Note that we didn't write a single line of code, and already we have the basic infrastructure in place to get us started. Of course, the generated compiler doesn't even look like the language we will be implementing, but that's ok for now. Later we'll adapt the grammar to accept our language.

Now you might want to actually run a simple script with this compiler. Launch your favorite editor, and put in this statement:

 say "Squaak!";

Save it the as file test.sq and type:

 $ ../../parrot squaak.pbc test.sq

This will run Parrot, specifying squaak.pbc as the file to be run by Parrot, which takes a single argument: the file test.sq. If all went well, you should see the following output:

 $ ../../parrot squaak.pbc test.sq

Instead of running a script file, you can also run the Squaak compiler as an interactive interpreter. Run the Squaak compiler without specifying a script file, and type the same statement as you wrote in the file:

 $ ../../parrot squaak.pbc
 say "Squaak!";

which will print:


What's next?

This first episode of this tutorial is mainly an overview of what will be coming. Hopefully you now have a global idea of what the Parrot Compiler Tools are, and how they can be used to build a compiler targeting Parrot. If you want to check out some serious usage of the PCT, check out Rakudo (Perl 6 on Parrot) in languages/perl6 or Pynie (Python on Parrot) in languages/pynie.

The next episodes will focus on the step-by-step implementation of our language, including the following topics:

structure of PCT-based compilers
using PGE rules to define the language grammar
implementing operator precedence using an operator precedence table
using NQP to write embedded parse actions
implementing language library routines

In the mean time, experiment for yourself. You are welcome to join us on IRC (see the References section for details). Any feedback on this tutorial is appreciated.
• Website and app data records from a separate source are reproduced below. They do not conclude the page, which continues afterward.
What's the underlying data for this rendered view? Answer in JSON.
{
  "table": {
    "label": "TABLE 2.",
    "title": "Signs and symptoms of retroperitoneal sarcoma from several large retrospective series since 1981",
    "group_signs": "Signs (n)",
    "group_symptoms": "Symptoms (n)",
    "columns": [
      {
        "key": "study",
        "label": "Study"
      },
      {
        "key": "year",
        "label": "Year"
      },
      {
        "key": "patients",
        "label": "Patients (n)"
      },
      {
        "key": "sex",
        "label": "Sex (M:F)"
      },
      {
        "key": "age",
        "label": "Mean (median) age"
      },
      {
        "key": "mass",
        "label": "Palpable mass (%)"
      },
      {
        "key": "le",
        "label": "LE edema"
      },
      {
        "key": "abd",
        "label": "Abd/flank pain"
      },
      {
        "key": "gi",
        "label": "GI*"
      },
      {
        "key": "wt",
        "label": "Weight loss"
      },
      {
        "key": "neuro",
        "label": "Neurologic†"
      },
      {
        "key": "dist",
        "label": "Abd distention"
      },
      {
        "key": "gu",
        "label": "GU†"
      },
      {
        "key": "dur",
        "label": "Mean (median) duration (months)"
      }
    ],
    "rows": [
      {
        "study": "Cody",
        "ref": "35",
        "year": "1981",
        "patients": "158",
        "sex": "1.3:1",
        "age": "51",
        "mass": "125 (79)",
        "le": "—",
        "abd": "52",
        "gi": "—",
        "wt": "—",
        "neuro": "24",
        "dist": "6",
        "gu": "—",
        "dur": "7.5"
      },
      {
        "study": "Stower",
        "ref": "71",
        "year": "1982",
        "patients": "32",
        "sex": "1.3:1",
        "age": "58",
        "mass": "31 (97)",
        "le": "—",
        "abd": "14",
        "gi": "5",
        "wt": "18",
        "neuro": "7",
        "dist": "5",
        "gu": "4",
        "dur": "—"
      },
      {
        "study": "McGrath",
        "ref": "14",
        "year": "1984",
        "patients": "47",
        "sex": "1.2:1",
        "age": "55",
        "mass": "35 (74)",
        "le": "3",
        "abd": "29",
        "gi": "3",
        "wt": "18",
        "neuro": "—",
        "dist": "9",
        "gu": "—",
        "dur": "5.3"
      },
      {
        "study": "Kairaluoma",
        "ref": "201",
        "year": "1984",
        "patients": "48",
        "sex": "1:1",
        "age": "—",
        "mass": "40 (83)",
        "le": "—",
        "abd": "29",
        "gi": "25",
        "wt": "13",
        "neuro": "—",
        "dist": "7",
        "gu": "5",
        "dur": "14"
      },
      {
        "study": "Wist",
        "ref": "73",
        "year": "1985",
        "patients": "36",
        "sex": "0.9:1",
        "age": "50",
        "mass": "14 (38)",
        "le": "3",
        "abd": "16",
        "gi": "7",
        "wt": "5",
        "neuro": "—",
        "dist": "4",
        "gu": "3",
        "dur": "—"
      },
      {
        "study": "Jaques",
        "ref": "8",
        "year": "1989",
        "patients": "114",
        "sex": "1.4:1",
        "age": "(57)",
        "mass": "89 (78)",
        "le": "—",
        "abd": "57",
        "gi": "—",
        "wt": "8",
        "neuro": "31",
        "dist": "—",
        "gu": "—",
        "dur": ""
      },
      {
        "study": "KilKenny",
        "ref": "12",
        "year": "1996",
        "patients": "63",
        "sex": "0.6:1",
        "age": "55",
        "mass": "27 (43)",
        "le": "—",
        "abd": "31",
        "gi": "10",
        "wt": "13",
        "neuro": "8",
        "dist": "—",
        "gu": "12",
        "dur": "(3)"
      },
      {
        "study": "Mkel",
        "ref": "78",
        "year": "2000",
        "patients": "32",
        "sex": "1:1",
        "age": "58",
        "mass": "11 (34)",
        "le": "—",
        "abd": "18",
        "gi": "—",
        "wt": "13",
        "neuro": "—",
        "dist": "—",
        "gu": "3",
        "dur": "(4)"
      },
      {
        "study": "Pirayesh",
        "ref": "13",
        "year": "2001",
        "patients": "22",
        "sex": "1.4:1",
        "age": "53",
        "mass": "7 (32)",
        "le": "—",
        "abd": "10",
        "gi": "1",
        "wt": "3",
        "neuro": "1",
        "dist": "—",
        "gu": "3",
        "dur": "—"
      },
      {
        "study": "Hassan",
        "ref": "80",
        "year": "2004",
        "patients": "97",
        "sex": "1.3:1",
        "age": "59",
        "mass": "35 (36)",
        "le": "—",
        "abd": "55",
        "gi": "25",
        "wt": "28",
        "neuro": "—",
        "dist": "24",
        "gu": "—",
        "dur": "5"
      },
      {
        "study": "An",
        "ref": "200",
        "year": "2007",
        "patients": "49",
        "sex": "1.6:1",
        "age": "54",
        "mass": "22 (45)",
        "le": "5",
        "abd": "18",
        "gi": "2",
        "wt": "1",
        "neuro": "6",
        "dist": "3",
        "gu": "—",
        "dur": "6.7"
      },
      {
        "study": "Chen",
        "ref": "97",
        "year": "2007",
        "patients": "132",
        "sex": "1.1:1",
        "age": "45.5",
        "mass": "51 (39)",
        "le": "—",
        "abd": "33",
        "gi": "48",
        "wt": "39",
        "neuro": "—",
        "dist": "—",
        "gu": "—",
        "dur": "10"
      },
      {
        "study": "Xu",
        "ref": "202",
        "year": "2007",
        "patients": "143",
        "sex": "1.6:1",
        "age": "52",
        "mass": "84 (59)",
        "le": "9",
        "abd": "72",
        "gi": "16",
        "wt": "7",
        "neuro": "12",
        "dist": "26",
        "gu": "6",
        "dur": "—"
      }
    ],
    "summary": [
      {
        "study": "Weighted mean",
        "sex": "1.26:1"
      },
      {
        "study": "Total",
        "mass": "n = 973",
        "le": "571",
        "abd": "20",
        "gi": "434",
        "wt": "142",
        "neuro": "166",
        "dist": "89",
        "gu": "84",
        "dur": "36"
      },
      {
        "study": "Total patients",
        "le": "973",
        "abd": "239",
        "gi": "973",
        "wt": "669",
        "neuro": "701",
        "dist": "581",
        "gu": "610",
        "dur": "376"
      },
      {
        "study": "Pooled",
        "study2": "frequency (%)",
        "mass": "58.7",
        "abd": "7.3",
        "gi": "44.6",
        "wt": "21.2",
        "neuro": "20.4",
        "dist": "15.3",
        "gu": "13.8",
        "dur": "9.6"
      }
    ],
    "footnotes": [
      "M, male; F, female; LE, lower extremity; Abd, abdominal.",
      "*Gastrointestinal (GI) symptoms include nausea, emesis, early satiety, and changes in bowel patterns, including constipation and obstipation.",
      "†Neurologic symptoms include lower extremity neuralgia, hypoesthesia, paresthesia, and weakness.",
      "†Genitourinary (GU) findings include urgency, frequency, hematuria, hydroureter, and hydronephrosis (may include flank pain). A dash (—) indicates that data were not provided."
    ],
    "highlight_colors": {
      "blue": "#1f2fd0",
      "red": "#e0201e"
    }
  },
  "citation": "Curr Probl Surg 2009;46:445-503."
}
The exercises are provided at the end of each episode of this tutorial. In order to keep the length of this tutorial somewhat acceptable, not everything can be discussed in full detail. The answers and/or solutions to these exercises will be posted several days after the episode.

Advanced interactive mode.

Launch your favorite editor and look at the file squaak.pir in the directory languages/squaak. This file contains the main function (entry point) of the compiler. The class HLLCcompiler defines methods to set a command-line banner and prompt for your compiler when it is running in interactive mode. For instance, when you run Python in interactive mode, you'll see:

 Python 2.5.1 (r251:54863, Apr 18 2007, 08:51:08) [MSC v.1310 32 bit (Intel)] on
 win32 Type "help", "copyright", "credits" or "license" for more information.
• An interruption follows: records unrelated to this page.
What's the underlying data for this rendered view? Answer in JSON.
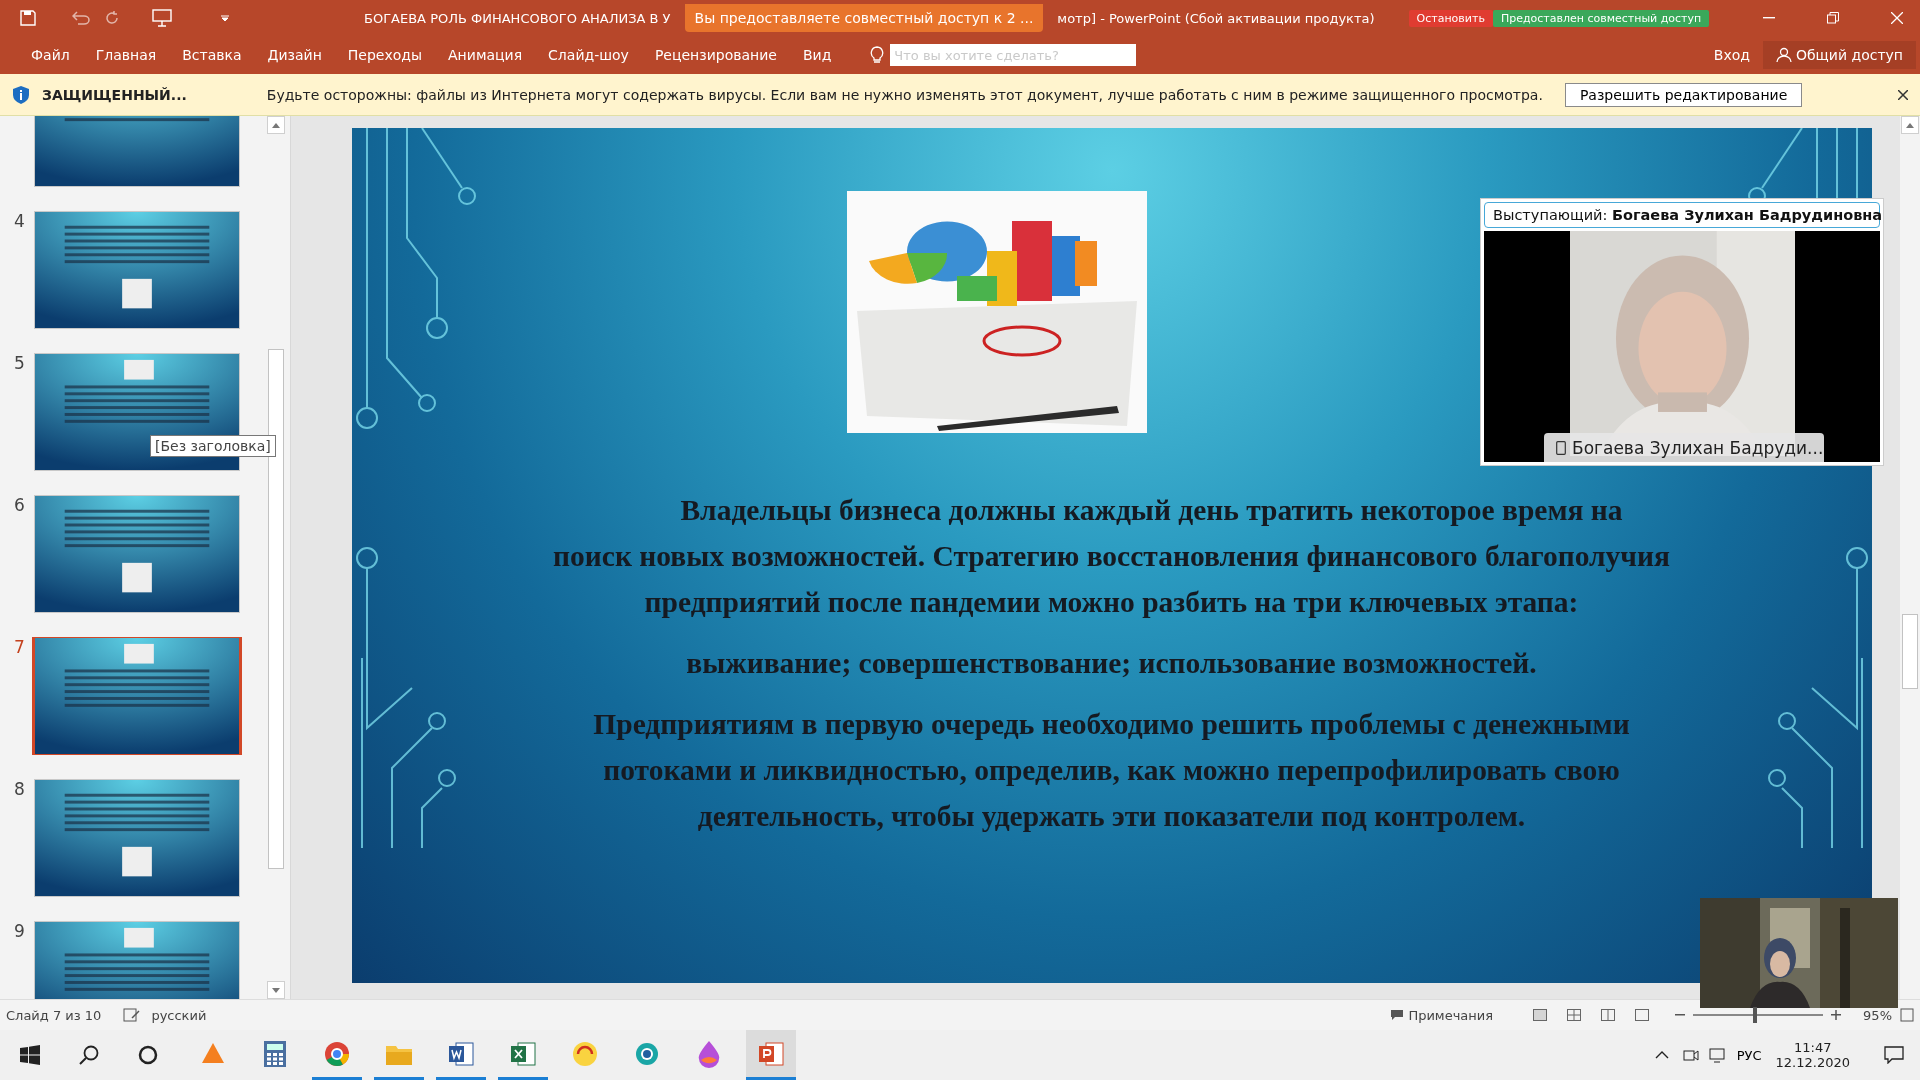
{
  "title_bar": {
    "title": "БОГАЕВА РОЛЬ ФИНАНСОВОГО АНАЛИЗА В У",
    "title_end": "мотр] - PowerPoint (Сбой активации продукта)",
    "share_banner": "Вы предоставляете совместный доступ к 2 ...",
    "stop_button": "Остановить",
    "sharing_status": "Предоставлен совместный доступ"
  },
  "ribbon": {
    "tabs": [
      {
        "label": "Файл",
        "selected": false
      },
      {
        "label": "Главная",
        "selected": false
      },
      {
        "label": "Вставка",
        "selected": false
      },
      {
        "label": "Дизайн",
        "selected": false
      },
      {
        "label": "Переходы",
        "selected": false
      },
      {
        "label": "Анимация",
        "selected": false
      },
      {
        "label": "Слайд-шоу",
        "selected": false
      },
      {
        "label": "Рецензирование",
        "selected": false
      },
      {
        "label": "Вид",
        "selected": false
      }
    ],
    "search": {
      "placeholder": "Что вы хотите сделать?"
    },
    "sign_in": "Вход",
    "share": "Общий доступ"
  },
  "protected_bar": {
    "title": "ЗАЩИЩЕННЫЙ...",
    "message": "Будьте осторожны: файлы из Интернета могут содержать вирусы. Если вам не нужно изменять этот документ, лучше работать с ним в режиме защищенного просмотра.",
    "button": "Разрешить редактирование"
  },
  "thumbnails": {
    "items": [
      {
        "kind": "clipped",
        "selected": false
      },
      {
        "number": "4",
        "selected": false
      },
      {
        "number": "5",
        "kind": "top-image",
        "selected": false
      },
      {
        "number": "6",
        "selected": false
      },
      {
        "number": "7",
        "kind": "top-image",
        "selected": true
      },
      {
        "number": "8",
        "selected": false
      },
      {
        "number": "9",
        "kind": "top-image",
        "selected": false
      }
    ],
    "tooltip": "[Без заголовка]"
  },
  "slide": {
    "paragraphs": [
      {
        "lines": [
          "Владельцы бизнеса должны каждый день тратить некоторое время на",
          "поиск новых возможностей. Стратегию восстановления финансового благополучия",
          "предприятий после пандемии можно разбить на три ключевых этапа:"
        ]
      },
      {
        "lines": [
          "выживание; совершенствование; использование возможностей."
        ]
      },
      {
        "lines": [
          "Предприятиям в первую очередь необходимо решить проблемы с денежными",
          "потоками и ликвидностью, определив, как можно перепрофилировать свою",
          "деятельность, чтобы удержать эти показатели под контролем."
        ]
      }
    ]
  },
  "speaker": {
    "label": "Выступающий: **Богаева Зулихан Бадрудиновна**",
    "caption": "Богаева Зулихан Бадруди..."
  },
  "status_bar": {
    "slide": "Слайд 7 из 10",
    "language": "русский",
    "notes": "Примечания",
    "zoom": {
      "level": 0.48
    },
    "zoom_value": "95%"
  },
  "taskbar": {
    "apps": [
      {
        "kind": "antivirus",
        "running": false,
        "selected": false
      },
      {
        "kind": "calculator",
        "running": false,
        "selected": false
      },
      {
        "kind": "browser",
        "running": true,
        "selected": false
      },
      {
        "kind": "folder",
        "running": true,
        "selected": false
      },
      {
        "kind": "word",
        "running": true,
        "selected": false
      },
      {
        "kind": "excel",
        "running": true,
        "selected": false
      },
      {
        "kind": "accounting",
        "running": false,
        "selected": false
      },
      {
        "kind": "ring",
        "running": false,
        "selected": false
      },
      {
        "kind": "drop",
        "running": false,
        "selected": false
      },
      {
        "kind": "powerpoint",
        "running": true,
        "selected": true
      }
    ],
    "language": "РУС",
    "time": "11:47",
    "date": "12.12.2020"
  }
}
or something similar (depending on your Python installation and version). This text is called the command line banner. And while running in interactive mode, each line will start with:


which is called a prompt. For Squaak, we'd like to see the following when running in interactive mode (of course you can change this according to your personal taste):

 $ ../../parrot squaak.pbc
 Squaak for Parrot VM.

Add code to the file squaak.pir to achieve this.

Hint 1: Look in the onload subroutine.

Hint 2: Note that only double-quoted strings in PIR can interpret escape-characters such as '\n'.

Hint 3: The functions to do this are documented in compilers/pct/src/PCT/HLLCompiler.pir.